WhatsApp conta circa 3 miliardi di utenti attivi al mese, il che ne fa l’app di messaggistica più usata a livello globale, così come in Svizzera. Uno degli argomenti usati per promuovere l’applicazione è la sua sicurezza, ma le accuse di un ex dipendente gettano un’ombra proprio su questo punto.
Attaullah Baig è stato per quattro anni responsabile della sicurezza di WhatsApp, prima di essere licenziato a febbraio. Ora muove gravi accuse contro il gruppo e sostiene che le sue segnalazioni riguardo a vulnerabilità nella sicurezza non sono state prese in considerazione.
Critica, ad esempio, il fatto che WhatsApp non abbia elenchi precisi su quali dati degli utenti vengano memorizzati e dove. Con “dati” si intendono i metadati, come nomi, immagini, informazioni di contatto e appartenenza a gruppi. Inoltre afferma che non ci sarebbero controlli su chi può accedere internamente a questi dati, né registri che documentino chi vi ha avuto accesso e quando. Baig afferma anche che circa 1’500 persone all’interno di WhatsApp avrebbero avuto accesso completo a questi dati, senza che ciò fosse giustificato da motivi aziendali.
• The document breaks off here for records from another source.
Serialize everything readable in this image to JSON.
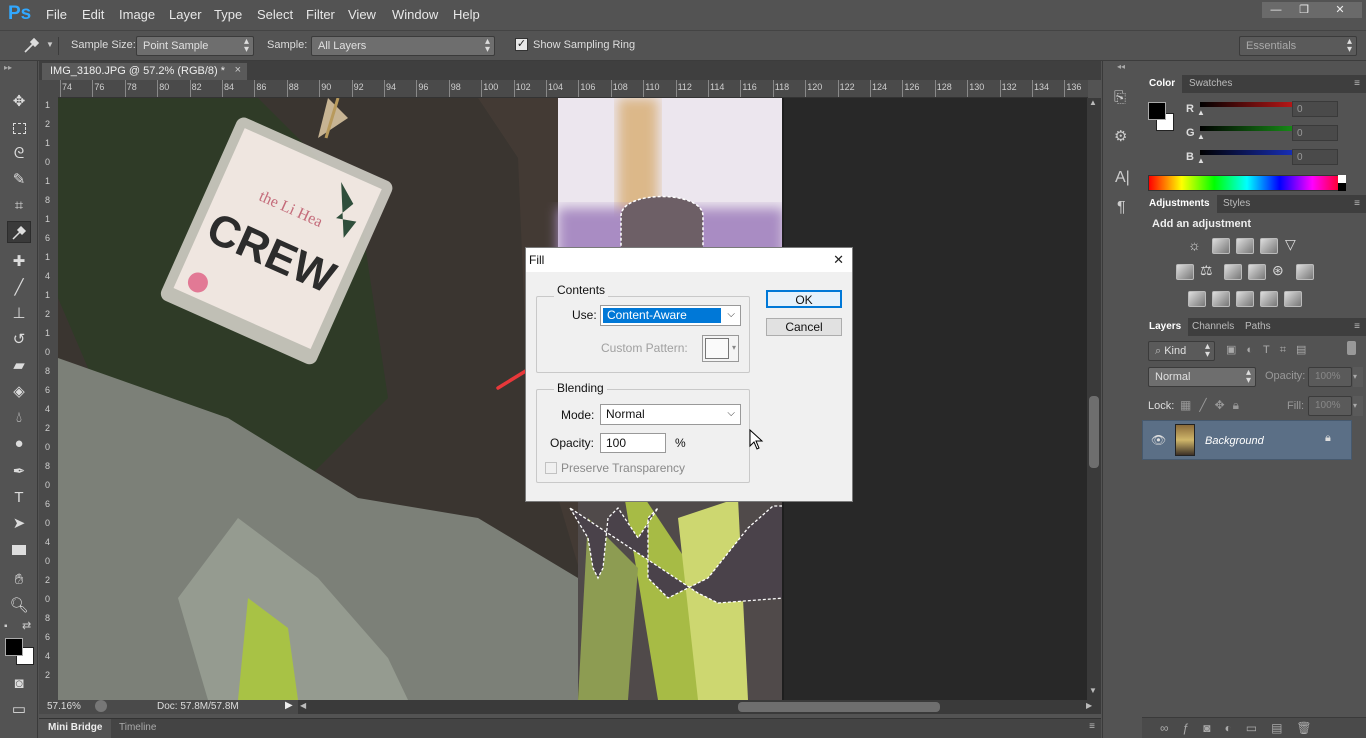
{
  "app": {
    "logo": "Ps"
  },
  "menus": [
    "File",
    "Edit",
    "Image",
    "Layer",
    "Type",
    "Select",
    "Filter",
    "View",
    "Window",
    "Help"
  ],
  "window_controls": {
    "minimize": "—",
    "restore": "❐",
    "close": "✕"
  },
  "options_bar": {
    "sample_size_label": "Sample Size:",
    "sample_size_value": "Point Sample",
    "sample_label": "Sample:",
    "sample_value": "All Layers",
    "show_ring_label": "Show Sampling Ring",
    "show_ring_checked": true,
    "workspace": "Essentials"
  },
  "document": {
    "tab_title": "IMG_3180.JPG @ 57.2% (RGB/8) *",
    "close": "×",
    "ruler_ticks": [
      "74",
      "76",
      "78",
      "80",
      "82",
      "84",
      "86",
      "88",
      "90",
      "92",
      "94",
      "96",
      "98",
      "100",
      "102",
      "104",
      "106",
      "108",
      "110",
      "112",
      "114",
      "116",
      "118",
      "120",
      "122",
      "124",
      "126",
      "128",
      "130",
      "132",
      "134",
      "136"
    ],
    "ruler_left": [
      "1",
      "2",
      "1",
      "0",
      "1",
      "8",
      "1",
      "6",
      "1",
      "4",
      "1",
      "2",
      "1",
      "0",
      "8",
      "6",
      "4",
      "2",
      "0",
      "8",
      "0",
      "6",
      "0",
      "4",
      "0",
      "2",
      "0",
      "8",
      "6",
      "4",
      "2"
    ],
    "badge_text_1": "the Li Hea",
    "badge_text_2": "CREW"
  },
  "status": {
    "zoom": "57.16%",
    "doc": "Doc: 57.8M/57.8M"
  },
  "bottom_tabs": [
    "Mini Bridge",
    "Timeline"
  ],
  "tools": [
    "move",
    "marquee",
    "lasso",
    "quick-select",
    "crop",
    "eyedropper",
    "healing",
    "brush",
    "stamp",
    "history-brush",
    "eraser",
    "gradient",
    "blur",
    "dodge",
    "pen",
    "type",
    "path-select",
    "shape",
    "hand",
    "zoom"
  ],
  "panels": {
    "color": {
      "tabs": [
        "Color",
        "Swatches"
      ],
      "channels": [
        {
          "name": "R",
          "value": "0",
          "color": "#ff2020"
        },
        {
          "name": "G",
          "value": "0",
          "color": "#20c020"
        },
        {
          "name": "B",
          "value": "0",
          "color": "#2040ff"
        }
      ]
    },
    "adjustments": {
      "tabs": [
        "Adjustments",
        "Styles"
      ],
      "heading": "Add an adjustment"
    },
    "layers": {
      "tabs": [
        "Layers",
        "Channels",
        "Paths"
      ],
      "kind": "Kind",
      "blend": "Normal",
      "opacity_label": "Opacity:",
      "opacity": "100%",
      "lock_label": "Lock:",
      "fill_label": "Fill:",
      "fill": "100%",
      "layer_name": "Background"
    }
  },
  "fill_dialog": {
    "title": "Fill",
    "close": "✕",
    "contents_label": "Contents",
    "use_label": "Use:",
    "use_value": "Content-Aware",
    "custom_pattern_label": "Custom Pattern:",
    "blending_label": "Blending",
    "mode_label": "Mode:",
    "mode_value": "Normal",
    "opacity_label": "Opacity:",
    "opacity_value": "100",
    "percent": "%",
    "preserve_label": "Preserve Transparency",
    "ok": "OK",
    "cancel": "Cancel"
  }
}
Un altro grave problema di sicurezza trascurato, secondo Baig, è che ogni giorno circa 100’000 account WhatsApp vengano violati da persone non autorizzate e che il gruppo farebbe ben poco per affrontare la questione. Sostiene di aver segnalato più volte queste criticità e di aver fatto proposte di miglioramento, ignorate.
Meta, la società madre di WhatsApp, respinge tutte le accuse, sostenendo che siano semplicemente le affermazioni di un ex dipendente scontento, che sarebbe stato licenziato per scarso rendimento e non per aver segnalato delle irregolarità.
Whistleblower su WhatsApp: ha ragione? (SRF4 News aktuell, 15.09.2025)
Se le accuse fossero fondate, vorrebbe dire che l’azienda ha violato l’obbligo di informazione e vigilanza. Esiste una norma specifica nelle leggi statunitensi sui mercati finanziari. Una violazione di questo tipo potrebbe minare la fiducia degli investitori e comportare una multa fino a cinque milioni di dollari, che Meta potrebbe permettersi di pagare senza problemi. In teoria, sarebbero anche possibili pene detentive per i dirigenti responsabili, anche se ciò accade raramente.
In sostanza, sembra trattarsi di un conflitto di lavoro tra Meta e l’ex dipendente. Casi simili in passato hanno portato a un accordo extragiudiziale o a una decisione del tribunale di risarcimento a favore del whistleblower. Ma è probabile che Meta riesca a evitare anche queste conseguenze.
Cosa faccia esattamente WhatsApp per la sicurezza dei suoi utenti non è chiaro, tranne quando dei whistleblower rivelano informazioni precise. Per quanto riguarda la crittografia delle chat, è noto che non venga utilizzato il sistema più avanzato. Esistono sistemi sul mercato che offrono una protezione migliore.
È anche noto che i dati vengono raccolti e collegati ad altri dati provenienti da applicazioni Meta, come Facebook o Instagram. L’obiettivo dell’azienda è chiaramente quello di monetizzare la grande base di utenti di WhatsApp, e questo è il modello di business di Meta.
L’azienda afferma di fare molto per garantire sicurezza e protezione dei dati. Probabilmente è vero, anche perché la piattaforma è enorme e viene utilizzata molto frequentemente.
Bisogna però ricordare che la sicurezza ha un costo e la plausibilità delle accuse contro WhatsApp dipende anche dalle priorità dell’azienda.
Maggiore sicurezza significa anche, di norma, maggiore complessità nell’utilizzo dell’applicazione. Esiste quindi un conflitto di interessi che deve essere soppesato. Per quanto riguarda WhatsApp, la priorità sembra essere di avere il maggior numero possibile di utenti trascorrere il maggior tempo possibile sull’app.